Clinton was impeached on December 19, 1998, by the House of Representatives on grounds of perjury to a grand jury (by a 228-206 vote) and obstruction of justice (by a 221-212 vote). Two other articles of impeachment failed–a second count of perjury in the Jones case (by a 205-229 vote) and one accusing Clinton of abuse of power (by a 148-285 vote). Four Republicans opposed all four articles, while five Democrats voted for three of them, and one Democrat for all four.

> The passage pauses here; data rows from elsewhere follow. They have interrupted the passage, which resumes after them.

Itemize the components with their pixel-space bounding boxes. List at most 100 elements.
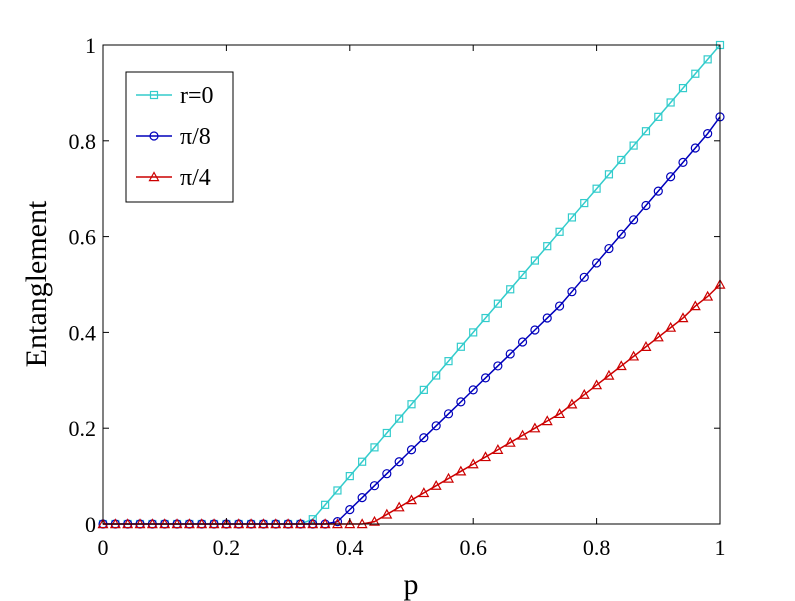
data-point <box>480 451 492 462</box>
data-point <box>467 458 479 469</box>
x-tick-label: 0.8 <box>583 535 611 560</box>
y-axis-label: Entanglement <box>20 200 53 367</box>
data-point <box>578 388 590 399</box>
data-point <box>405 494 418 505</box>
data-point <box>542 313 552 323</box>
data-point <box>592 184 601 193</box>
data-point <box>541 415 553 426</box>
data-point <box>567 287 577 297</box>
data-point <box>554 408 566 419</box>
data-point <box>691 69 700 78</box>
data-point <box>407 400 416 409</box>
data-point <box>530 325 540 335</box>
x-tick-label: 0.2 <box>213 535 241 560</box>
data-point <box>678 157 688 167</box>
legend-marker <box>148 171 160 182</box>
data-point <box>529 422 541 433</box>
data-point <box>493 299 502 308</box>
data-point <box>615 360 627 371</box>
data-point <box>517 429 529 440</box>
legend-label: r=0 <box>180 83 214 109</box>
data-point <box>480 373 491 383</box>
legend-box <box>125 71 234 203</box>
data-point <box>468 385 478 395</box>
tick-layer: 0 0.2 0.4 0.6 0.8 1 0 0.2 0.4 0.6 0.8 1 <box>69 33 726 560</box>
data-point <box>640 341 652 351</box>
data-point <box>702 290 714 301</box>
data-point <box>370 443 379 452</box>
data-point <box>604 170 614 179</box>
y-tick-label: 0.6 <box>69 225 97 250</box>
data-point <box>419 433 429 443</box>
data-point <box>368 515 380 526</box>
data-point <box>332 517 343 527</box>
data-point <box>345 505 355 515</box>
data-point <box>689 300 701 311</box>
data-point <box>431 421 441 431</box>
data-point <box>456 342 465 351</box>
data-point <box>456 397 466 407</box>
data-point <box>333 486 342 495</box>
data-point <box>321 500 330 509</box>
data-point <box>555 227 564 236</box>
data-point <box>665 321 677 332</box>
data-point <box>382 428 391 438</box>
data-point <box>629 215 639 225</box>
data-point <box>617 155 626 165</box>
data-point <box>432 371 441 380</box>
y-tick-label: 0.4 <box>69 320 97 345</box>
data-point <box>628 350 640 361</box>
legend-entry: r=0 <box>136 83 214 109</box>
data-point <box>481 313 490 323</box>
data-point <box>357 493 367 503</box>
data-point <box>554 301 565 311</box>
x-tick-label: 0.4 <box>336 535 364 560</box>
data-point <box>308 515 317 524</box>
data-point <box>395 414 404 423</box>
data-point <box>493 361 503 371</box>
data-point <box>381 508 393 519</box>
data-point <box>518 270 527 280</box>
data-point <box>703 55 712 64</box>
data-point <box>369 481 380 491</box>
data-point <box>616 229 626 239</box>
data-point <box>654 112 663 121</box>
data-point <box>394 457 404 467</box>
data-point <box>455 465 467 476</box>
x-axis-label: p <box>404 568 419 601</box>
data-point <box>393 501 405 512</box>
legend-marker <box>149 90 159 100</box>
x-tick-label: 0 <box>98 535 109 560</box>
data-point <box>653 186 663 196</box>
data-point <box>469 328 478 337</box>
data-point <box>652 331 664 342</box>
y-tick-label: 1 <box>85 33 96 58</box>
data-point <box>382 469 392 479</box>
data-point <box>690 143 700 153</box>
data-point <box>444 357 453 366</box>
data-point <box>591 258 602 268</box>
legend-label: π/8 <box>180 124 211 150</box>
data-point <box>443 409 454 419</box>
data-point <box>358 457 367 466</box>
y-tick-label: 0.2 <box>69 416 97 441</box>
data-point <box>566 398 578 409</box>
data-point <box>443 472 455 483</box>
x-tick-label: 1 <box>715 535 726 560</box>
legend-marker <box>149 131 159 141</box>
data-point <box>345 472 354 481</box>
legend-label: π/4 <box>180 165 211 191</box>
data-point <box>567 213 577 222</box>
x-tick-label: 0.6 <box>459 535 487 560</box>
data-point <box>629 141 638 150</box>
data-point <box>406 445 417 455</box>
data-point <box>506 285 515 294</box>
data-point <box>430 479 442 490</box>
legend-entry: π/8 <box>136 124 211 150</box>
data-point <box>678 84 688 93</box>
data-point <box>530 256 540 265</box>
data-point <box>517 337 528 347</box>
data-point <box>543 242 552 251</box>
data-point <box>504 436 516 447</box>
data-point <box>603 369 615 380</box>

Acquittal by the U.S. Senate
The Senate refused to meet to hold an impeachment trial before the end of the old term, so the trial was held over until the next Congress. The Senate trial began on January 7, 1999, with Chief Justice of the United States William Rehnquist presiding. It ended on February 12, when the Senate emerged from its closed deliberations and voted on the articles of impeachment. The perjury charge was defeated with 45 votes for conviction and 55 against, and the obstruction of justice charge was defeated with 50 for conviction and 50 against.
Although acquitted, Clinton did become the first president to be found in contempt of court. Nevertheless, although he lost his law license, he remained a popular president and left office at the end of his second term with an approval rating of 66%, the highest of any U.S. president.